Android may be free, wondrous, radical in its business model, and more open than Apple’s iOS, but it’s still something that Google owns, doggone it, and if reports are to be believed, Google has recently initiated a crackdown on the very real problem of Android fragmentation. According to BusinessWeek, this has prompted Google to contact “about a dozen executives working at key companies in the Android ecosystem … includ[ing] LG, Toshiba, Samsung, and even Facebook, which has been trying to develop an Android device.”
Google’s message: Whereas it was more willing to be experimental and let its partners tinker in Android’s early days, now that Android is a more mature platform — it currently leads the smartphone operating system market with a 31 percent market share — Google wants to more strictly implement quality control.
Over the past few months, according to several people familiar with the matter, Google has been demanding that Android licensees abide by “non-fragmentation clauses” that give Google the final say on how they can tweak the Android code—to make new interfaces and add services—and in some cases whom they can partner with. Google’s Rubin says that such clauses have always been part of the Android license, but people interviewed for this story say that Google has recently tightened its policies.

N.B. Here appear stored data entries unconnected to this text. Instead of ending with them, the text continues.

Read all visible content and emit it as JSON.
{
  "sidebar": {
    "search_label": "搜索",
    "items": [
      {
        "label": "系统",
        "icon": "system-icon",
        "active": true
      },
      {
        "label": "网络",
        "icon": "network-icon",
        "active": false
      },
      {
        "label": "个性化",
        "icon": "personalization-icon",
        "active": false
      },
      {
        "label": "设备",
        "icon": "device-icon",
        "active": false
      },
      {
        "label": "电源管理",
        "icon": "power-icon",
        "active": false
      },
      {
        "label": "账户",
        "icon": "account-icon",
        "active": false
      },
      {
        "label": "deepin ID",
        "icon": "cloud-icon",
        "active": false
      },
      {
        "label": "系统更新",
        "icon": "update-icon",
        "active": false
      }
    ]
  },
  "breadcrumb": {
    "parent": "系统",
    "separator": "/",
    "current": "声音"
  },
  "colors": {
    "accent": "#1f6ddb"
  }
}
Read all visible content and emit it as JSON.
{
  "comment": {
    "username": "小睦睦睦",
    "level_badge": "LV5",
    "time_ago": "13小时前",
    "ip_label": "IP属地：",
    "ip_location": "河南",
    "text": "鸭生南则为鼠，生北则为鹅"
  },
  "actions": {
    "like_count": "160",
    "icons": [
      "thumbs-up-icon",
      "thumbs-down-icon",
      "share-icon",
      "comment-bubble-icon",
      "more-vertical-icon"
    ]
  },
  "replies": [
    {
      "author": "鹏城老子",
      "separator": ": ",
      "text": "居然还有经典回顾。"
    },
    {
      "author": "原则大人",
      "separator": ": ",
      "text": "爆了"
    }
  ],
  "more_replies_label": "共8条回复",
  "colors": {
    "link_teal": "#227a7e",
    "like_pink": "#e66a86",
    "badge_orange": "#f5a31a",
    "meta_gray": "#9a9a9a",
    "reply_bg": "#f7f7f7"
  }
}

But of course, “quality control” and “non-fragmentation” are subjective, and opponents of the new regime say Google is interpreting these terms to its own benefit. One particularly thorny accusation has it that Google is using its clout to delay Verizon Android devices that use Microsoft’s Bing for search instead of Google. (Bing is currently a Geekosystem advertiser as of posting. –Ed.) Indeed, BusinessWeek reports that complaints about Google’s Android policy have been raised with the Department of Justice.
Still, Android fragmentation is no fictitious bogeyman: It’s a very real problem, and Google’s impulse to crack down on it is hardly platform fascism. This now-infamous sampling of Android fragmentation made by TweetDeck in October of 2010 shows the scope of it:
That’s a lot of slices. And the result isn’t just confusion among consumers: As top developers like John Carmack have complained, that sort of fragmentation makes it unappealing to develop applications for Android. And if the developers shun Android in favor of iOS, the fear is that consumers will too, since that’s where all the good apps will be. Still, Google has a tall order to fill in maintaining order among Android’s ranks without betraying the early-adopting consumers who flocked to the platform due to its promise of openness — much less getting the DoJ on its tail.